Traders selling maize in Karonga district, Malawi. Source: VOA / T. Kumwenda

Traders selling maize in Karonga district, Malawi. Source: VOA / T. Kumwenda

How can Malawi’s trade and export policies on agricultural products best support dual goals of food security and growth in the agriculture sector? Exploring this important topic, IFPRI presented research results at a “Dissemination Workshop on Export Bans and Minimum Farm Gate Prices Study” organized by the Ministry of Industry and Trade (MoIT), at the Capital Hotel on August 24, 2016. The research project was funded by the ASWAP-SP Multi-Donor Trust Fund. The workshop was opened by Mrs. Christina Chatima, Director of Trade, MoIT and Alex Namaona, Director of Agricultural Planning Services, Ministry of Agriculture, Irrigation and Water Development (MoAIWD), and involved participants from government, donor organizations and private sector. IFPRI researchers then presented a summary of the results of the project, followed by a discussion concerning its policy implications. The project documents (listed below) can be read and downloaded on our website. The main topic of the workshop was the impact of trade restrictions and other market interventions on agricultural exports from Malawi, with a special focus on maize and soya. The presentations covered analyses of the trading environment, crop allocation decisions of smallholder farmers under risk, the disincentives facing large-scale producers, and modeling the impact of trade restrictions on the economy. Current interventions, such as export restrictions, the minimum farm gate price of maize, and the Farm Input Subsidy Program (FISP) were considered, as well as potential alternative, less distortionary interventions.

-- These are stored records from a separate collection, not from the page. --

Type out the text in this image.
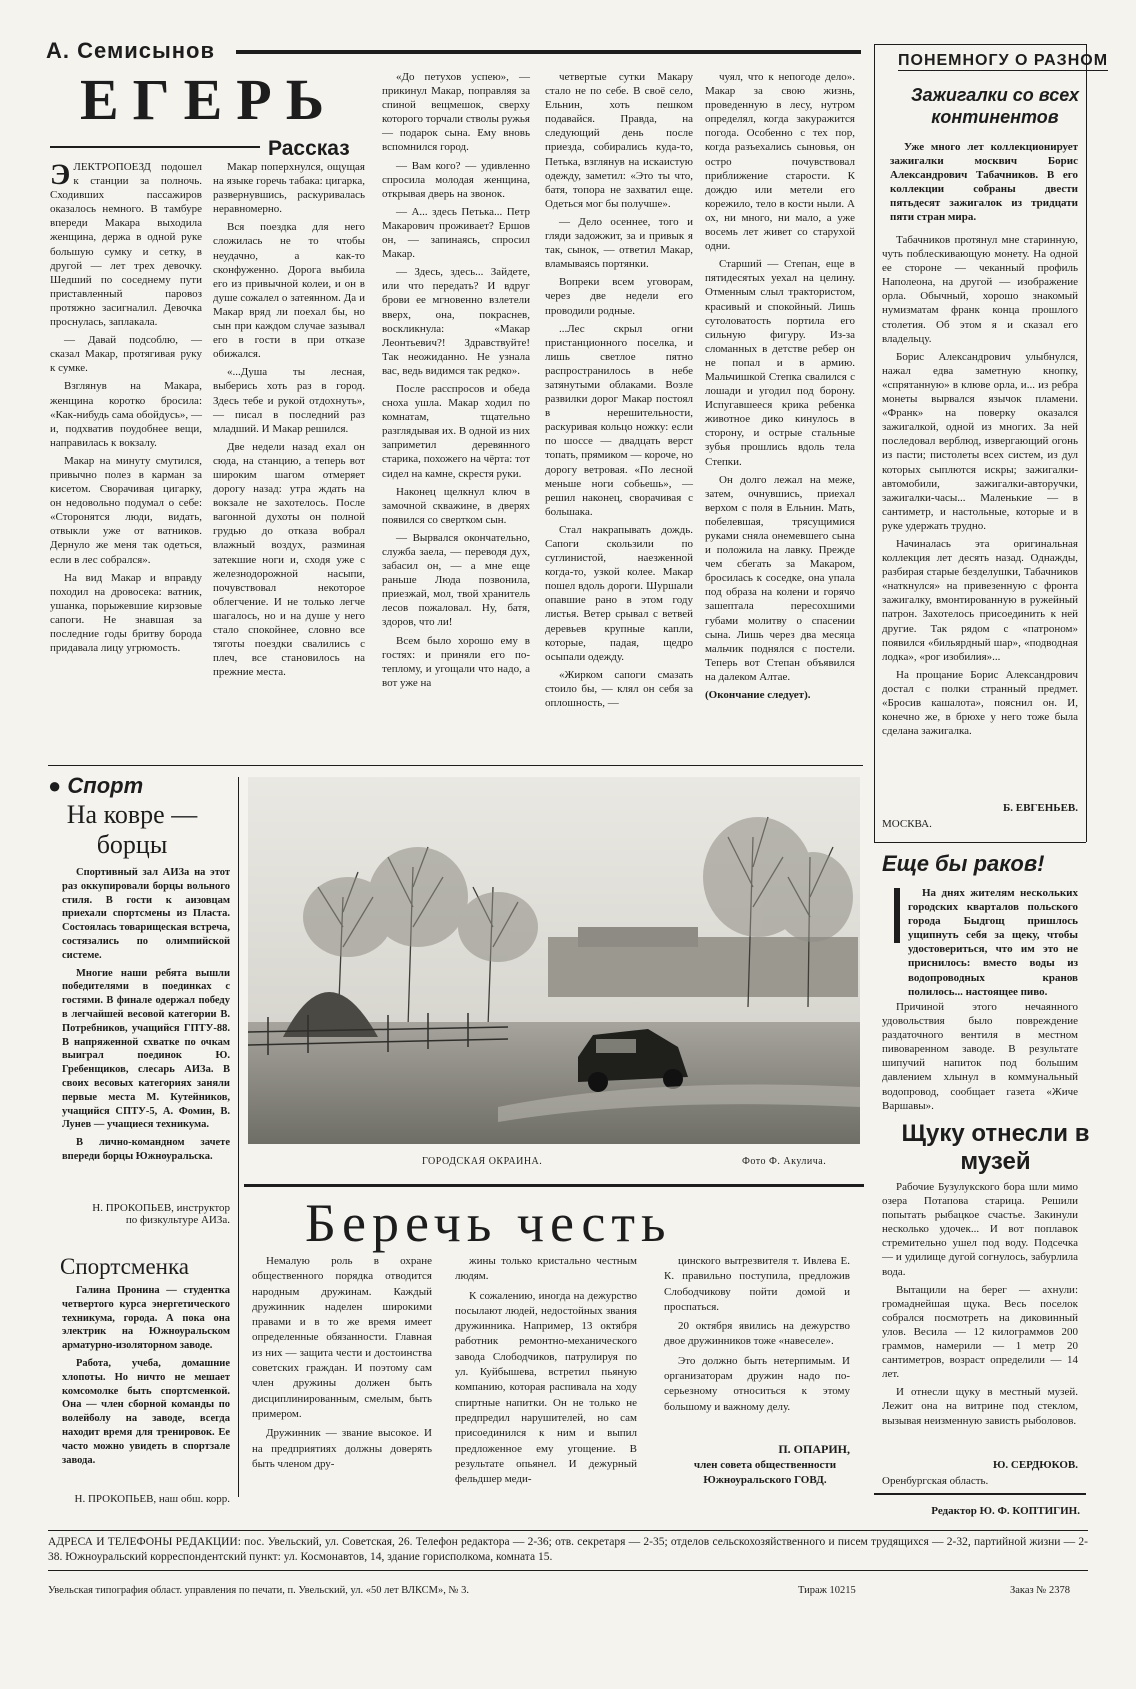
А. Семисынов
ЕГЕРЬ
Рассказ

ЭЛЕКТРОПОЕЗД подошел к станции за полночь. Сходивших пассажиров оказалось немного. В тамбуре впереди Макара выходила женщина, держа в одной руке большую сумку и сетку, в другой — лет трех девочку. Шедший по соседнему пути приставленный паровоз протяжно засигналил. Девочка проснулась, заплакала.

— Давай подсоблю, — сказал Макар, протягивая руку к сумке.

Взглянув на Макара, женщина коротко бросила: «Как-нибудь сама обойдусь», — и, подхватив поудобнее вещи, направилась к вокзалу.

Макар на минуту смутился, привычно полез в карман за кисетом. Сворачивая цигарку, он недовольно подумал о себе: «Сторонятся люди, видать, отвыкли уже от ватников. Дернуло же меня так одеться, если в лес собрался».

На вид Макар и вправду походил на дровосека: ватник, ушанка, порыжевшие кирзовые сапоги. Не знавшая за последние годы бритву борода придавала лицу угрюмость.

Макар поперхнулся, ощущая на языке горечь табака: цигарка, развернувшись, раскуривалась неравномерно.

Вся поездка для него сложилась не то чтобы неудачно, а как-то сконфуженно. Дорога выбила его из привычной колеи, и он в душе сожалел о затеянном. Да и Макар вряд ли поехал бы, но сын при каждом случае зазывал его в гости в при отказе обижался.

«...Душа ты лесная, выберись хоть раз в город. Здесь тебе и рукой отдохнуть», — писал в последний раз младший. И Макар решился.

Две недели назад ехал он сюда, на станцию, а теперь вот широким шагом отмеряет дорогу назад: утра ждать на вокзале не захотелось. После вагонной духоты он полной грудью до отказа вобрал влажный воздух, разминая затекшие ноги и, сходя уже с железнодорожной насыпи, почувствовал некоторое облегчение. И не только легче шагалось, но и на душе у него стало спокойнее, словно все тяготы поездки свалились с плеч, все становилось на прежние места.

«До петухов успею», — прикинул Макар, поправляя за спиной вещмешок, сверху которого торчали стволы ружья — подарок сына. Ему вновь вспомнился город.

— Вам кого? — удивленно спросила молодая женщина, открывая дверь на звонок.

— А... здесь Петька... Петр Макарович проживает? Ершов он, — запинаясь, спросил Макар.

— Здесь, здесь... Зайдете, или что передать? И вдруг брови ее мгновенно взлетели вверх, она, покраснев, воскликнула: «Макар Леонтьевич?! Здравствуйте! Так неожиданно. Не узнала вас, ведь видимся так редко».

После расспросов и обеда сноха ушла. Макар ходил по комнатам, тщательно разглядывая их. В одной из них заприметил деревянного старика, похожего на чёрта: тот сидел на камне, скрестя руки.

Наконец щелкнул ключ в замочной скважине, в дверях появился со свертком сын.

— Вырвался окончательно, служба заела, — переводя дух, забасил он, — а мне еще раньше Люда позвонила, приезжай, мол, твой хранитель лесов пожаловал. Ну, батя, здоров, что ли!

Всем было хорошо ему в гостях: и приняли его по-теплому, и угощали что надо, а вот уже на

четвертые сутки Макару стало не по себе. В своё село, Ельнин, хоть пешком подавайся. Правда, на следующий день после приезда, собирались куда-то, Петька, взглянув на искаистую одежду, заметил: «Это ты что, батя, топора не захватил еще. Одеться мог бы получше».

— Дело осеннее, того и гляди задожжит, за и привык я так, сынок, — ответил Макар, вламываясь портянки.

Вопреки всем уговорам, через две недели его проводили родные.

...Лес скрыл огни пристанционного поселка, и лишь светлое пятно распространилось в небе затянутыми облаками. Возле развилки дорог Макар постоял в нерешительности, раскуривая кольцо ножку: если по шоссе — двадцать верст топать, прямиком — короче, но дорогу ветровая. «По лесной меньше ноги собьешь», — решил наконец, сворачивая с большака.

Стал накрапывать дождь. Сапоги скользили по суглинистой, наезженной когда-то, узкой колее. Макар пошел вдоль дороги. Шуршали опавшие рано в этом году листья. Ветер срывал с ветвей деревьев крупные капли, которые, падая, щедро осыпали одежду.

«Жирком сапоги смазать стоило бы, — клял он себя за оплошность, —

чуял, что к непогоде дело». Макар за свою жизнь, проведенную в лесу, нутром определял, когда закуражится погода. Особенно с тех пор, когда разъехались сыновья, он остро почувствовал приближение старости. К дождю или метели его корежило, тело в кости ныли. А ох, ни много, ни мало, а уже восемь лет живет со старухой одни.

Старший — Степан, еще в пятидесятых уехал на целину. Отменным слыл трактористом, красивый и спокойный. Лишь сутоловатость портила его сильную фигуру. Из-за сломанных в детстве ребер он не попал и в армию. Мальчишкой Степка свалился с лошади и угодил под борону. Испугавшееся крика ребенка животное дико кинулось в сторону, и острые стальные зубья прошлись вдоль тела Степки.

Он долго лежал на меже, затем, очнувшись, приехал верхом с поля в Ельнин. Мать, побелевшая, трясущимися руками сняла онемевшего сына и положила на лавку. Прежде чем сбегать за Макаром, бросилась к соседке, она упала под образа на колени и горячо зашептала пересохшими губами молитву о спасении сына. Лишь через два месяца мальчик поднялся с постели. Теперь вот Степан объявился на далеком Алтае.

(Окончание следует).

ПОНЕМНОГУ О РАЗНОМ
Зажигалки со всех континентов

Уже много лет коллекционирует зажигалки москвич Борис Александрович Табачников. В его коллекции собраны двести пятьдесят зажигалок из тридцати пяти стран мира.

Табачников протянул мне старинную, чуть поблескивающую монету. На одной ее стороне — чеканный профиль Наполеона, на другой — изображение орла. Обычный, хорошо знакомый нумизматам франк конца прошлого столетия. Об этом я и сказал его владельцу.

Борис Александрович улыбнулся, нажал едва заметную кнопку, «спрятанную» в клюве орла, и... из ребра монеты вырвался язычок пламени. «Франк» на поверку оказался зажигалкой, одной из многих. За ней последовал верблюд, извергающий огонь из пасти; пистолеты всех систем, из дул которых сыплются искры; зажигалки-автомобили, зажигалки-авторучки, зажигалки-часы... Маленькие — в сантиметр, и настольные, которые и в руке удержать трудно.

Начиналась эта оригинальная коллекция лет десять назад. Однажды, разбирая старые безделушки, Табачников «наткнулся» на привезенную с фронта зажигалку, вмонтированную в ружейный патрон. Захотелось присоединить к ней другие. Так рядом с «патроном» появился «бильярдный шар», «подводная лодка», «рог изобилия»...

На прощание Борис Александрович достал с полки странный предмет. «Бросив кашалота», пояснил он. И, конечно же, в брюхе у него тоже была сделана зажигалка.

Б. ЕВГЕНЬЕВ.
МОСКВА.
Еще бы раков!

На днях жителям нескольких городских кварталов польского города Быдгощ пришлось ущипнуть себя за щеку, чтобы удостовериться, что им это не приснилось: вместо воды из водопроводных кранов полилось... настоящее пиво.

Причиной этого нечаянного удовольствия было повреждение раздаточного вентиля в местном пивоваренном заводе. В результате шипучий напиток под большим давлением хлынул в коммунальный водопровод, сообщает газета «Жиче Варшавы».

Щуку отнесли в музей

Рабочие Бузулукского бора шли мимо озера Потапова старица. Решили попытать рыбацкое счастье. Закинули несколько удочек... И вот поплавок стремительно ушел под воду. Подсечка — и удилище дугой согнулось, забурлила вода.

Вытащили на берег — ахнули: громаднейшая щука. Весь поселок собрался посмотреть на диковинный улов. Весила — 12 килограммов 200 граммов, намерили — 1 метр 20 сантиметров, возраст определили — 14 лет.

И отнесли щуку в местный музей. Лежит она на витрине под стеклом, вызывая неизменную зависть рыболовов.

Ю. СЕРДЮКОВ.
Оренбургская область.
Редактор Ю. Ф. КОПТИГИН.
● Спорт
На ковре — борцы

Спортивный зал АИЗа на этот раз оккупировали борцы вольного стиля. В гости к аизовцам приехали спортсмены из Пласта. Состоялась товарищеская встреча, состязались по олимпийской системе.

Многие наши ребята вышли победителями в поединках с гостями. В финале одержал победу в легчайшей весовой категории В. Потребников, учащийся ГПТУ-88. В напряженной схватке по очкам выиграл поединок Ю. Гребенщиков, слесарь АИЗа. В своих весовых категориях заняли первые места М. Кутейников, учащийся СПТУ-5, А. Фомин, В. Лунев — учащиеся техникума.

В лично-командном зачете впереди борцы Южноуральска.

Н. ПРОКОПЬЕВ, инструктор по физкультуре АИЗа.
Спортсменка

Галина Пронина — студентка четвертого курса энергетического техникума, города. А пока она электрик на Южноуральском арматурно-изоляторном заводе.

Работа, учеба, домашние хлопоты. Но ничто не мешает комсомолке быть спортсменкой. Она — член сборной команды по волейболу на заводе, всегда находит время для тренировок. Ее часто можно увидеть в спортзале завода.

Н. ПРОКОПЬЕВ, наш обш. корр.
ГОРОДСКАЯ ОКРАИНА.	Фото Ф. Акулича.
Беречь честь

Немалую роль в охране общественного порядка отводится народным дружинам. Каждый дружинник наделен широкими правами и в то же время имеет определенные обязанности. Главная из них — защита чести и достоинства советских граждан. И поэтому сам член дружины должен быть дисциплинированным, смелым, быть примером.

Дружинник — звание высокое. И на предприятиях должны доверять быть членом дру-

жины только кристально честным людям.

К сожалению, иногда на дежурство посылают людей, недостойных звания дружинника. Например, 13 октября работник ремонтно-механического завода Слободчиков, патрулируя по ул. Куйбышева, встретил пьяную компанию, которая распивала на ходу спиртные напитки. Он не только не предпредил нарушителей, но сам присоединился к ним и выпил предложенное ему угощение. В результате опьянел. И дежурный фельдшер меди-

цинского вытрезвителя т. Ивлева Е. К. правильно поступила, предложив Слободчикову пойти домой и проспаться.

20 октября явились на дежурство двое дружинников тоже «навеселе».

Это должно быть нетерпимым. И организаторам дружин надо по-серьезному относиться к этому большому и важному делу.

П. ОПАРИН,
член совета общественности Южноуральского ГОВД.
АДРЕСА И ТЕЛЕФОНЫ РЕДАКЦИИ: пос. Увельский, ул. Советская, 26. Телефон редактора — 2-36; отв. секретаря — 2-35; отделов сельскохозяйственного и писем трудящихся — 2-32, партийной жизни — 2-38. Южноуральский корреспондентский пункт: ул. Космонавтов, 14, здание горисполкома, комната 15.
Увельская типография област. управления по печати, п. Увельский, ул. «50 лет ВЛКСМ», № 3.	Тираж 10215	Заказ № 2378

The main findings and policy recommendations of the workshop were:

  • Export bans are usually ineffective (non-binding) as domestic market prices typically exceed the export parity price.
  • The farm gate price for maize set by MoAIWD is usually set very high, only has a limited effect on observed prices, and is not enforceable in marketing negotiations.
  • Large-scale farmers generally showed interest in producing commercial maize either for export or sale to the government. However, numerous discretionary interventions in export and domestic markets have turned them into ‘subsistence producers’, who only produce maize for seed or provisioning their own workers. Clear and enforceable contracts are needed for commercial maize production to be re-established.
  • As long as farmers are continuing to produce maize for their subsistence, a farm model showed that there is no large income effect to reduce rural poverty possible.
  • To promote transparency and reduce the volatility of prices, government should convene a formal platform for open communication on maize production, prices and trading. Furthermore, to ensure a more stable market, especially for exports, it should refrain from ad hoc interventions in trade. Finally, it should follow through on its commitments on prices, procurement & trade, and engage in predictable, rules-based market operations

During the discussion, the government explained that there is already an intervention planned, to motivate large-scale farmers to produce maize for the domestic market, which can prevent Malawi from being a net maize producer. Additionally, representatives of MoIT explained that the revision of the Control of Goods Act, which is currently underway and is expected to be finalized in early 2017, will support Malawi`s export activities through improved transparency of government actions.